ArchiveBot/Monitoring

From Archiveteam
Jump to navigation Jump to search

ArchiveBot communicates with its dashboard using a WebSocket. This means that ArchiveBot can be monitored for other purposes and with other means.

Since the primary ArchiveBot WebSocket server can easily get overloaded, clients must only connect to the primary instance of the archivebot-dashboard-repeater project.

ws://archivebot.archivingyoursh.it/stream

The WebSocket data is usually around 500KiB/s or over 40GiB/day or over 1TiB per month of JSON. Clients of the repeater must keep up with the volume or they will be disconnected. So it is not recommended to monitor it from internet connections with small bandwidth quotas. When monitoring the data with multiple processes, it is recommended to use the archivebot-dashboard-repeater project locally so the data is only downloaded once. It has a docker setup or can be run from a terminal.
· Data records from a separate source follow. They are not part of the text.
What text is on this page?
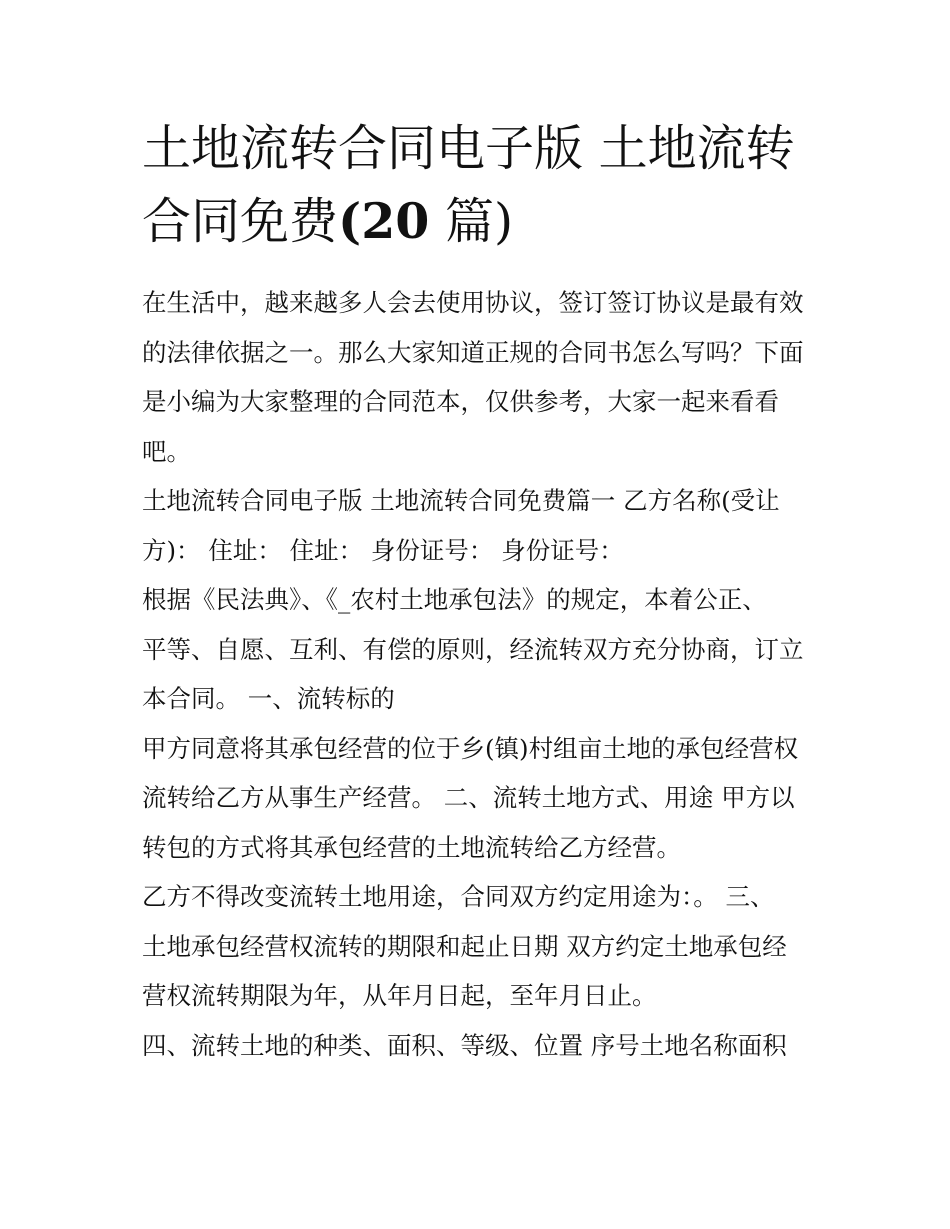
土地流转合同电子版 土地流转
合同免费(20 篇)

在生活中，越来越多人会去使用协议，签订签订协议是最有效
的法律依据之一。那么大家知道正规的合同书怎么写吗？下面
是小编为大家整理的合同范本，仅供参考，大家一起来看看
吧。

土地流转合同电子版 土地流转合同免费篇一 乙方名称(受让
方)： 住址： 住址： 身份证号： 身份证号：

根据《民法典》、《_农村土地承包法》的规定，本着公正、
平等、自愿、互利、有偿的原则，经流转双方充分协商，订立
本合同。 一、流转标的

甲方同意将其承包经营的位于乡(镇)村组亩土地的承包经营权
流转给乙方从事生产经营。 二、流转土地方式、用途 甲方以
转包的方式将其承包经营的土地流转给乙方经营。

乙方不得改变流转土地用途，合同双方约定用途为：。 三、
土地承包经营权流转的期限和起止日期 双方约定土地承包经
营权流转期限为年，从年月日起，至年月日止。

四、流转土地的种类、面积、等级、位置 序号土地名称面积
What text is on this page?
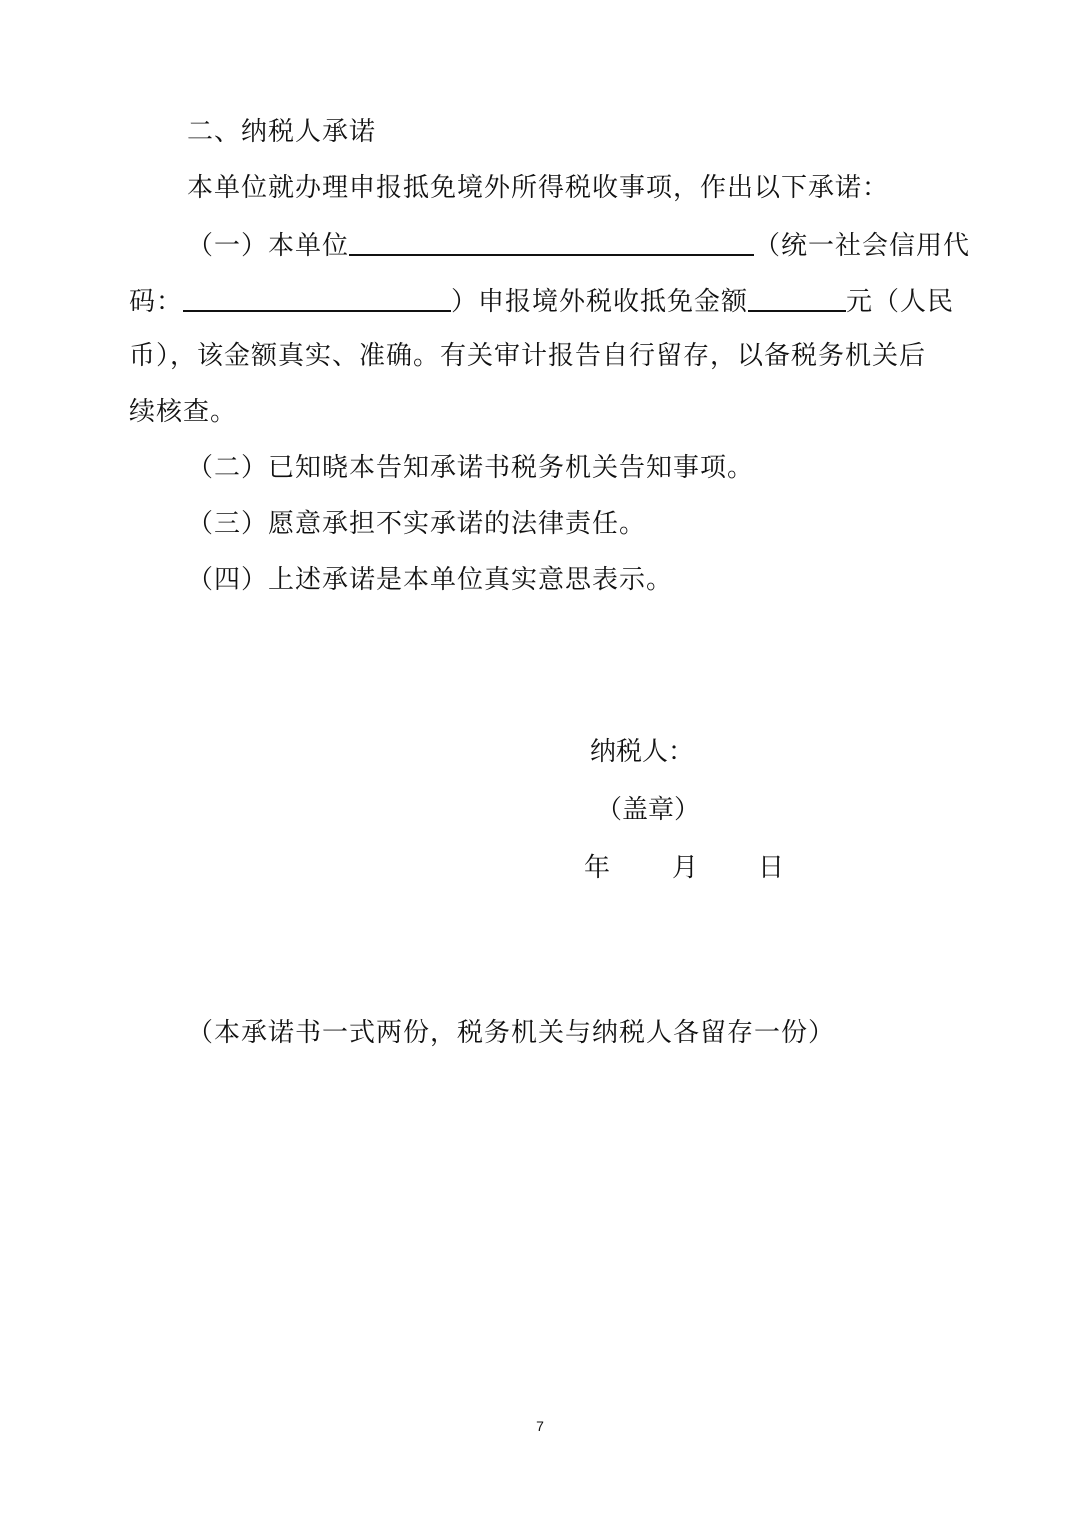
二、纳税人承诺
本单位就办理申报抵免境外所得税收事项，作出以下承诺：
（一）本单位	（统一社会信用代
码：	）申报境外税收抵免金额	元（人民
币），该金额真实、准确。有关审计报告自行留存，以备税务机关后
续核查。
（二）已知晓本告知承诺书税务机关告知事项。
（三）愿意承担不实承诺的法律责任。
（四）上述承诺是本单位真实意思表示。
纳税人：
（盖章）
年 月 日
（本承诺书一式两份，税务机关与纳税人各留存一份）
7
cd ws-repeater/ export UPSTREAM=ws://archivebot.archivingyoursh.it/stream uvicorn app:app --host localhost --port 4568 gunicorn app:app -b 127.0.0.1:4568 --worker-class uvicorn.workers.UvicornWorker

Clients

Any WebSocket client will work, these have been used before:

  • Use a command-line WebSocket client and pipe the output to a JSON processor like jq. This can be very flexible but a bit hacky.
    • curl (requires 8.11.0 or later)
    • websocat
    • ulfius uwsc -q ws://archivebot.archivingyoursh.it/stream | tr -d '\10'
  • Use a WebSocket library for your favorite programming language.
  • archivebot-dashboard-repeater - written in Python using the websockets module
  • ab2f - written in Python using the websockets module
  • gs-firehose - written in Rust - doesn't build any more.

Current monitoring

Several people are continuously monitoring the ArchiveBot data for various reasons:

The #archivebot-alerts IRC channel has a bot called nullbot that monitors for anomalous situations to help prevent URL loops, server overloading and other bad situations.

The ab2f service records the WebSocket JSONL data to downloadable files. This can be useful when needing to check further back in the WebSocket history than ArchiveBot itself stores data for.

pabs is monitoring for interesting URLs of several types. These are currently based on the curl | jq method above with a set of match regexes and ignore regexes.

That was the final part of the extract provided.